Today, Parallel and Distributed File Systems (PFS/DFS) such as Lustre and HDFS have gained extensive usage in data-intensive applications due to their provision of high I/O bandwidth. However, these systems rely on centralized shared metadata servers (MDS) to handle metadata requests, leading to potential performance degradation, especially when managing small files. This is commonly witnessed in the context of deep learning applications where the dataset comprises a large volume of small training files. To address this challenge, we design and implement Pre-Expedite, a solution that employs a specially designed Hierarchical Structure Space (HSS) to mitigate the file access load on the MDS. The HSS, functioning as a lightweight file system, aggregates numerous files by storing them in the memory of compute nodes, as well as remote data servers, hence responding to metadata requests locally without necessitating MDS involvement.

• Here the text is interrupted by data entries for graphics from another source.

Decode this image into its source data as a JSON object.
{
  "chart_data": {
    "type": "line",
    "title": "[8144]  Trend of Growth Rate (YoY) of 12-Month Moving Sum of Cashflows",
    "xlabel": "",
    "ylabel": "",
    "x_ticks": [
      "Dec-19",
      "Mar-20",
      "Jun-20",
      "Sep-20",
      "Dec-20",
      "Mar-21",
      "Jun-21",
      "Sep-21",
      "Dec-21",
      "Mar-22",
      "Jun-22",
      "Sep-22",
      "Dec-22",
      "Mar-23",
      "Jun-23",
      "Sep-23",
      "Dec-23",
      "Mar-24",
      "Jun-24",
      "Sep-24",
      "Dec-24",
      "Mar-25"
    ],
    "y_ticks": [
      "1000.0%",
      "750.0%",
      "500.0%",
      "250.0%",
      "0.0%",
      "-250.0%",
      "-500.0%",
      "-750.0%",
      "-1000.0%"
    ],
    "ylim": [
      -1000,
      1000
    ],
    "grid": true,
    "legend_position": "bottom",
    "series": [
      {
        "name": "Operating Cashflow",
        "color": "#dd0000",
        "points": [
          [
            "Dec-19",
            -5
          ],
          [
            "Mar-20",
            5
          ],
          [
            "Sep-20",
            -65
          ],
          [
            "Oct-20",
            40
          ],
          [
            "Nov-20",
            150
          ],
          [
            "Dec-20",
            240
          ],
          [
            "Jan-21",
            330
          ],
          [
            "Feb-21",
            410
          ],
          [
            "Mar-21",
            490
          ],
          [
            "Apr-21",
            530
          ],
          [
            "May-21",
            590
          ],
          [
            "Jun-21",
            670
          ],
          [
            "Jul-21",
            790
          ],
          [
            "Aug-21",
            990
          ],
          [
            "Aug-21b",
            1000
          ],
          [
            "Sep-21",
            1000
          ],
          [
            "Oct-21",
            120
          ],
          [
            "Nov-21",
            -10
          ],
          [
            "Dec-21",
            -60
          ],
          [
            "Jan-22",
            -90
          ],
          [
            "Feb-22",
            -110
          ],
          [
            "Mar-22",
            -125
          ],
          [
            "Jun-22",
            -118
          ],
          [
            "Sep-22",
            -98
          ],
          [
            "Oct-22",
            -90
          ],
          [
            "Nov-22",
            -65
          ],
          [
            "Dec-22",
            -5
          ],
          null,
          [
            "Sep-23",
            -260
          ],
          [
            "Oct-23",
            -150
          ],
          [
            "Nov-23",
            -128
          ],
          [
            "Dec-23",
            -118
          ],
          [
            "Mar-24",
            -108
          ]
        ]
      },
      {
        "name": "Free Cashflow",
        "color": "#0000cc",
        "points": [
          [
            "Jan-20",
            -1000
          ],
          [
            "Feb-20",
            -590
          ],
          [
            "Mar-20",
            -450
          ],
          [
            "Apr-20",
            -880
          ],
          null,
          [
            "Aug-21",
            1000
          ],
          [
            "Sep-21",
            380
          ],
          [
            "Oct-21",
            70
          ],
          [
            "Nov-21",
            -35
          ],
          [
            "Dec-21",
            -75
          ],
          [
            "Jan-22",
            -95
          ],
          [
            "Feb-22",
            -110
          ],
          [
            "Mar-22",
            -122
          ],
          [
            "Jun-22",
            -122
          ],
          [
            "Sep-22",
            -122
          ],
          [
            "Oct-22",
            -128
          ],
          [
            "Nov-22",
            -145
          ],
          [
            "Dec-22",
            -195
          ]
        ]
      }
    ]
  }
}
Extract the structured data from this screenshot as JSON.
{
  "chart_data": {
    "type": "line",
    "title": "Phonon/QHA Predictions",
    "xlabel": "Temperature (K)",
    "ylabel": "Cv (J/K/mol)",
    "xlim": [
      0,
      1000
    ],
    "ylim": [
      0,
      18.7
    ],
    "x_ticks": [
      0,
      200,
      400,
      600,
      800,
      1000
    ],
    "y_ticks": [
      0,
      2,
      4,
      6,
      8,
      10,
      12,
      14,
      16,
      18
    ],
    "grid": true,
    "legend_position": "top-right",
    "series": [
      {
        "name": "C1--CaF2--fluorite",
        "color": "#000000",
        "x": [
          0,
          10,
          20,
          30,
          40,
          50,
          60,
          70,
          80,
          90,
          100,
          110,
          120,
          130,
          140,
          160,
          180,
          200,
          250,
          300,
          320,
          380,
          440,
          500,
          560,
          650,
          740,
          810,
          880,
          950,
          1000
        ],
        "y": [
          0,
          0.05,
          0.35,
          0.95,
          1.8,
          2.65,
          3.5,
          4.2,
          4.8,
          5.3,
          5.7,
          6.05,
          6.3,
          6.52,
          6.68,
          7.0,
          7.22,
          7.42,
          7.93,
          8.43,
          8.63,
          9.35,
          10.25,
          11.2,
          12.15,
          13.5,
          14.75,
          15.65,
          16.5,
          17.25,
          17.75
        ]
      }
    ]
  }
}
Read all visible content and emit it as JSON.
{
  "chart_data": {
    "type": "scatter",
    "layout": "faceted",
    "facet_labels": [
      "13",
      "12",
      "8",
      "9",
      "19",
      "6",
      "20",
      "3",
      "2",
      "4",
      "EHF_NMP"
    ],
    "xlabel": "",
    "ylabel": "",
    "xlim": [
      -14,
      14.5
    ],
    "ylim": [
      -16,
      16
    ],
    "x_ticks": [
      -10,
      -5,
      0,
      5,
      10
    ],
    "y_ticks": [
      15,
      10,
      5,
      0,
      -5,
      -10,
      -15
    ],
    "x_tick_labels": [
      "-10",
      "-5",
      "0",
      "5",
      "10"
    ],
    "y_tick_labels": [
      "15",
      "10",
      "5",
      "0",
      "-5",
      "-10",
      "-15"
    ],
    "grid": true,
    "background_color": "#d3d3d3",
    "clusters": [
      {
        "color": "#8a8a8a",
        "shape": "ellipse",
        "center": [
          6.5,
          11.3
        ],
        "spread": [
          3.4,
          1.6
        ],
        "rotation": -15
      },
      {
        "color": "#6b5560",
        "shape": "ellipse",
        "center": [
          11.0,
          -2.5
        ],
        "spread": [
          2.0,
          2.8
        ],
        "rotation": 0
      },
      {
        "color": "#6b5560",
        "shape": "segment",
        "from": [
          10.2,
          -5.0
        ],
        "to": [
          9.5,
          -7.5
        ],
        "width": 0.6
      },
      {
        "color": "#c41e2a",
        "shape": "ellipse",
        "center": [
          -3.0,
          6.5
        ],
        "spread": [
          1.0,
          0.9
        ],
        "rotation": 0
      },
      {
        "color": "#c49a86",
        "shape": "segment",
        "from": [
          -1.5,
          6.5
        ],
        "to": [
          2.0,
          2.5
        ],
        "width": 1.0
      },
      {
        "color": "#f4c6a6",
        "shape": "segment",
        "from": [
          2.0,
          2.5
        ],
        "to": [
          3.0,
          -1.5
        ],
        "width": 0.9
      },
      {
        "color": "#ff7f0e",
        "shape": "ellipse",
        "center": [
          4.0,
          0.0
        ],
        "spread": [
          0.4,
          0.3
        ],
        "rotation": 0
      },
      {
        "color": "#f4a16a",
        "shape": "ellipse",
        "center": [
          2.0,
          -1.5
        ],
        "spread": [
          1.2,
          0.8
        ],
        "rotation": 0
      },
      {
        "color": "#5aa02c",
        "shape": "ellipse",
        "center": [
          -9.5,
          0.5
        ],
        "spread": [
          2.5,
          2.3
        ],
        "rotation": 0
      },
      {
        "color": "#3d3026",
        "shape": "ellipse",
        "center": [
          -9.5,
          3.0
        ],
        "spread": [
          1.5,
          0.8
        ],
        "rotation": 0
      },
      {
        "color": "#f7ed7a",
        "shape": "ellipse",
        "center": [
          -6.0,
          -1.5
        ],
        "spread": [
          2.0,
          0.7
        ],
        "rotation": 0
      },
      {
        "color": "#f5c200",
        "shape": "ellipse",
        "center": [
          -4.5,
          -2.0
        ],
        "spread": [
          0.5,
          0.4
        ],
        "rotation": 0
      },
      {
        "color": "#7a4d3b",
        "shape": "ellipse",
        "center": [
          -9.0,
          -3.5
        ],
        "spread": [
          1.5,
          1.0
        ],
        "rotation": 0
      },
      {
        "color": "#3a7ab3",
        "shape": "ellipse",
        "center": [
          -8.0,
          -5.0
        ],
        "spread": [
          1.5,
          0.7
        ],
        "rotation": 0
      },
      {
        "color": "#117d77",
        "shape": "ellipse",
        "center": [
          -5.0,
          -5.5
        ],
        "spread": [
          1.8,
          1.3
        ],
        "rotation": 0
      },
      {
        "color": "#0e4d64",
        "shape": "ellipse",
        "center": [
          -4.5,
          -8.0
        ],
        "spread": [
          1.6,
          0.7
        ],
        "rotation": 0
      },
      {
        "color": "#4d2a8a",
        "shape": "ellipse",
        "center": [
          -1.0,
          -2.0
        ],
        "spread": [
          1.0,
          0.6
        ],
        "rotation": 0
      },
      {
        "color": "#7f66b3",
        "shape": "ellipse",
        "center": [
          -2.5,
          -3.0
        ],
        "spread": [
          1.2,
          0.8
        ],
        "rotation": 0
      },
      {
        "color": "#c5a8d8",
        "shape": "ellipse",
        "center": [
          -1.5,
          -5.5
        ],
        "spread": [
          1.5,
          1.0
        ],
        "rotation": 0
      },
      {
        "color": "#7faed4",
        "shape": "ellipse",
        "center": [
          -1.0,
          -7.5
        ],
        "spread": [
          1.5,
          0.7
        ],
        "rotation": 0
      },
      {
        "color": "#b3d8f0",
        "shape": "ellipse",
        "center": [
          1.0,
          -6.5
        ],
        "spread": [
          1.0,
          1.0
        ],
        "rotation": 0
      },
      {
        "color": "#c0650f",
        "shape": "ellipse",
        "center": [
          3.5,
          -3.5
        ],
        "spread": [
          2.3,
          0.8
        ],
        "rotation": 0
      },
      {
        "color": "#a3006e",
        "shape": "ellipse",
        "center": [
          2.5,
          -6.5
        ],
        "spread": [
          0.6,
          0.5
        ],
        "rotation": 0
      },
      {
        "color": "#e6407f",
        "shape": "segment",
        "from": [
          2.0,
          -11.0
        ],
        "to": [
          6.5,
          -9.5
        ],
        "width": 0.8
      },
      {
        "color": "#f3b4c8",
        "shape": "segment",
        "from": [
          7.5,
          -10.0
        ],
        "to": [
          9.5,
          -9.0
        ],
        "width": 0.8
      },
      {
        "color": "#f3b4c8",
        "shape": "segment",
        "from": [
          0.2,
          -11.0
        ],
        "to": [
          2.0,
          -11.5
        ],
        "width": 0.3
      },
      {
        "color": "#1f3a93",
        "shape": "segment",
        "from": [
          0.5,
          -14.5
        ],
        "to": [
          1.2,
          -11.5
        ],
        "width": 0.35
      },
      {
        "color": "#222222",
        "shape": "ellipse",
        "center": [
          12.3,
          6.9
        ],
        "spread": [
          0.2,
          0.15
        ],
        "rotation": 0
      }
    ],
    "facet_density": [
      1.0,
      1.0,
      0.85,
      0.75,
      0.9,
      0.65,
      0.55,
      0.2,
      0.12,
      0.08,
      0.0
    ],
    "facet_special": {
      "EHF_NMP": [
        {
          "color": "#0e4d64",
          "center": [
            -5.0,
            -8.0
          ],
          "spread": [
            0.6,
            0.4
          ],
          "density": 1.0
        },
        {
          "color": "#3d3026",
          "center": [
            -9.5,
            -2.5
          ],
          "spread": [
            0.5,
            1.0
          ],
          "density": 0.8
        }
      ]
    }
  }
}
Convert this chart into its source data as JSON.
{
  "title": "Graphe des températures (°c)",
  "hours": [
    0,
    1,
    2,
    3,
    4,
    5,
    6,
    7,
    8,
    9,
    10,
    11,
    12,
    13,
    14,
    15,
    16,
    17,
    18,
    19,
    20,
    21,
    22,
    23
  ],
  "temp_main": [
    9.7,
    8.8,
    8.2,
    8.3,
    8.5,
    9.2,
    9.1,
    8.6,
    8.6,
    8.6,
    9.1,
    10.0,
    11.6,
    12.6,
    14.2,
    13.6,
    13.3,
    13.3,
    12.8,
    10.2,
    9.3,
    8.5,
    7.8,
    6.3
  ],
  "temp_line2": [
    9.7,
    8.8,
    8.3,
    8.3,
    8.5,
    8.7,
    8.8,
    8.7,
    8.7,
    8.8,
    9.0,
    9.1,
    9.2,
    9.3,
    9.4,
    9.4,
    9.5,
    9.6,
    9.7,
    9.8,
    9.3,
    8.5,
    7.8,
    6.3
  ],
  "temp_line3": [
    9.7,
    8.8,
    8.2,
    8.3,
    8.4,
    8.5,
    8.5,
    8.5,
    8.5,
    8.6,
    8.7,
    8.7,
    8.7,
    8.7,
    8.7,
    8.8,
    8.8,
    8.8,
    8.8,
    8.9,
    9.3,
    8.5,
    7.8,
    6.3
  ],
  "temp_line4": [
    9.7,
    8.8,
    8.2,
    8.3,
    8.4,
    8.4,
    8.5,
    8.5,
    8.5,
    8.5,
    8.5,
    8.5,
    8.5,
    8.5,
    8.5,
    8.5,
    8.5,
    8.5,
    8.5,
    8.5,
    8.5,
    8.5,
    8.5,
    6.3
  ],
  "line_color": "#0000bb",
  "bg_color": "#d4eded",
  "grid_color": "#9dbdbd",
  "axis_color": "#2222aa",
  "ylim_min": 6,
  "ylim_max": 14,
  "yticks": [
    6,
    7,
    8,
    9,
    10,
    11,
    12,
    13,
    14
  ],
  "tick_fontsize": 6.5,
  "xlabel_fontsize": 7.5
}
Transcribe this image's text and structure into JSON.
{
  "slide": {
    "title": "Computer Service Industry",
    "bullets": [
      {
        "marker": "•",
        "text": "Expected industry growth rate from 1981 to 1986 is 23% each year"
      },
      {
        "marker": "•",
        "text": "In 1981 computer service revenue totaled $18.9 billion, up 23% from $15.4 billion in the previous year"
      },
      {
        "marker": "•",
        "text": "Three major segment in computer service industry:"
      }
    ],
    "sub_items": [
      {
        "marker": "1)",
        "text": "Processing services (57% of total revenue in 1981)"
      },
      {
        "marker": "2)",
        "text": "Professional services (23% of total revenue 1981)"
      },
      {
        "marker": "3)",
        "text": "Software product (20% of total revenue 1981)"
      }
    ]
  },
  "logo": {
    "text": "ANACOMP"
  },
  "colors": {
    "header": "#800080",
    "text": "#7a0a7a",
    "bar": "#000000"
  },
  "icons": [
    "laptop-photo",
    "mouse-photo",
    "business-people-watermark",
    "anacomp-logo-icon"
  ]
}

The POSIX is used to create a fixed-size HSS for storing files on a large scale. To forestall access conflicts on HSS, we have also incorporated client-side access coordination mechanisms on the compute nodes. We evaluated the performance of Pre-Expedite through benchmarks and real-world workloads and found significant improvements. Specifically, Pre-Expedite improved throughput for reading small files by up to 17X and enhanced the performance of various data-intensive, especially including deep learning applications by 1.25-3.5X.
- Please ensure your machine is 64-bit machine
- Please install libconfuse [https://github.com/libconfuse/libconfuse] first
- Please ensure you have install gcc/make/xfsprogs before using Pre-Expedite. If you use a Ubuntu machine you can use following command:
apt-get install gcc ubuntu-make xfsprogs
git clone https://github.com/zzz0906/Pre-Expedite
make
cd bin/
sudo ./Pre-Expedite ZHOU 1 1000 1000
First after you make Pre-Expedite. You can move Pre-Expedite to the /usr/bin dirctory to let you use Pre-Expedite everywhere.
If you want to use Pre-Expedite in DFS. Please ensure you have root permission. If you do not have root permission, please ask administrator.
Pre-Expedite [Hierarchical Structure Space You want to Name] [Size GB] [UID for HSS] [GID for HSS]
Pre-Expedite ZHOU 10 1000 1000
Through this command, you will creat ZHOU in the HSS directory and you can put your data in HSS-SHARE-DIR (<10G in this example) for your AI/BIG DATA process to read. You will find that the 'read' will be Expedited UP!
If you want to change the HSS-SHARE-DIR name or HSS name please modify the
static char *NFS_SERVER_SHARE_DIR = "HSS-SHARE-DIR/";
static char *NFS_BLOCK_DEFAULT_DIR = "HSS/";
in PRE-Expedite.c
Pre-Expedite still have not made the Pre-Expedite open-source application. It only support stand-alone version currently.